I have a backyard full of these plants that produce a large spiked flower around January. This annual flowering attracts another favourite of mine - the cheeky Rainbow Lorikeet.

The colour palette offered by the birds’ plumage is a delight to the eyes. It seems mother nature threw out the idea of camouflage when it came to the dress code of this species. It wasn’t until I started to paint the background for this series that I started to appreciate how well the bird blends into the vivid colours of our Australian sky and native plants.

Artist Bio

I have taken the long road to discover that painting and photography can sit side by side, for me painting is my first meaningful creative outlet. I use my photography to inspire my artwork and I hope my love of composition, subject and light come through in my artwork.

I was born in Papua New Guinea and lived on a remote rubber plantation before moving to Sydney in 1971 at the age of 7. I was finding it hard adjusting to the city and my mother encouraged me to take up oil painting.

Having won an art competition when I was 10, the judges recommended that I study at the local TAFE on a Saturday morning. I completed one term but felt out of place with students who were all over 16 years old, so I did not continue. (I was also a TV junkie, we had no TV in Papua, and staying at TAFE meant missing out on Hey Hey It’s Saturday.)

It took me 40 years to rediscover painting.

The one constant in my work is to find a new project and during my break from painting I have been a project manager in Information Technology. This kept me in a world with projects, and here too I learnt that even the smallest piece of data contributes its meaning towards each information system. The other constant motivating me in life is to finish a project so I can start a new one.

My creative drive comes from knowing that each brush stroke I make contributes its meaning towards the completed work. What inspires me about art is how the smallest brush strokes, when added together, can radiate a meaning for the person who gazes at the painting far beyond the meaning of each brush stroke.
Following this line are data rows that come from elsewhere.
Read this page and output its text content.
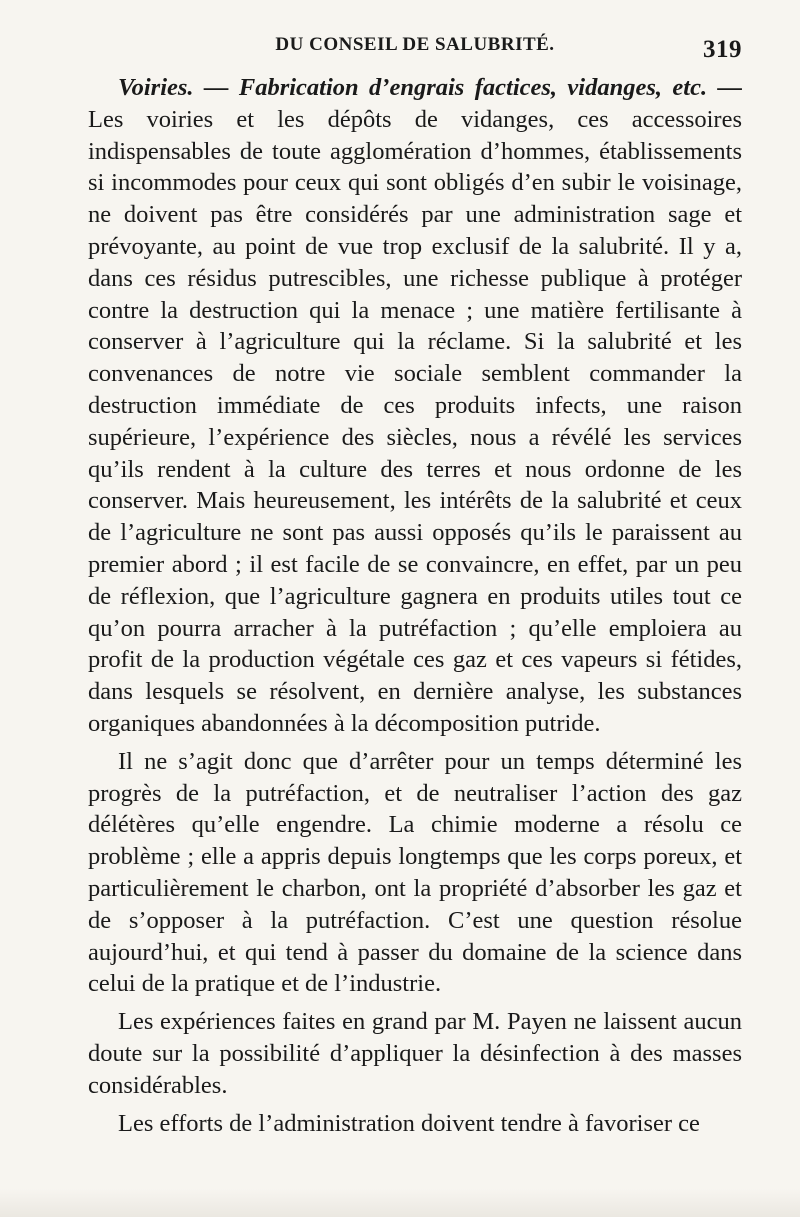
DU CONSEIL DE SALUBRITÉ.	319

Voiries. — Fabrication d’engrais factices, vidanges, etc. — Les voiries et les dépôts de vidanges, ces accessoires indispensables de toute agglomération d’hommes, établissements si incommodes pour ceux qui sont obligés d’en subir le voisinage, ne doivent pas être considérés par une administration sage et prévoyante, au point de vue trop exclusif de la salubrité. Il y a, dans ces résidus putrescibles, une richesse publique à protéger contre la destruction qui la menace ; une matière fertilisante à conserver à l’agriculture qui la réclame. Si la salubrité et les convenances de notre vie sociale semblent commander la destruction immédiate de ces produits infects, une raison supérieure, l’expérience des siècles, nous a révélé les services qu’ils rendent à la culture des terres et nous ordonne de les conserver. Mais heureusement, les intérêts de la salubrité et ceux de l’agriculture ne sont pas aussi opposés qu’ils le paraissent au premier abord ; il est facile de se convaincre, en effet, par un peu de réflexion, que l’agriculture gagnera en produits utiles tout ce qu’on pourra arracher à la putréfaction ; qu’elle emploiera au profit de la production végétale ces gaz et ces vapeurs si fétides, dans lesquels se résolvent, en dernière analyse, les substances organiques abandonnées à la décomposition putride.

Il ne s’agit donc que d’arrêter pour un temps déterminé les progrès de la putréfaction, et de neutraliser l’action des gaz délétères qu’elle engendre. La chimie moderne a résolu ce problème ; elle a appris depuis longtemps que les corps poreux, et particulièrement le charbon, ont la propriété d’absorber les gaz et de s’opposer à la putréfaction. C’est une question résolue aujourd’hui, et qui tend à passer du domaine de la science dans celui de la pratique et de l’industrie.

Les expériences faites en grand par M. Payen ne laissent aucun doute sur la possibilité d’appliquer la désinfection à des masses considérables.

Les efforts de l’administration doivent tendre à favoriser ce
I aim to do my best in each project and try to avoid, at all cost, the haunting feeling I get when I leave a project unresolved. Even to this day I still think of my unfinished painting of a sailing boat peeping out behind photographic developing chemicals back in 1979. I was 15 then and my easel had been replaced by a camera and darkroom. A part of me still needed to finish the oil painting, but photography filled the void, so the unfinished artwork was thrown away in a frenzied darkroom clean out before my HSC exams.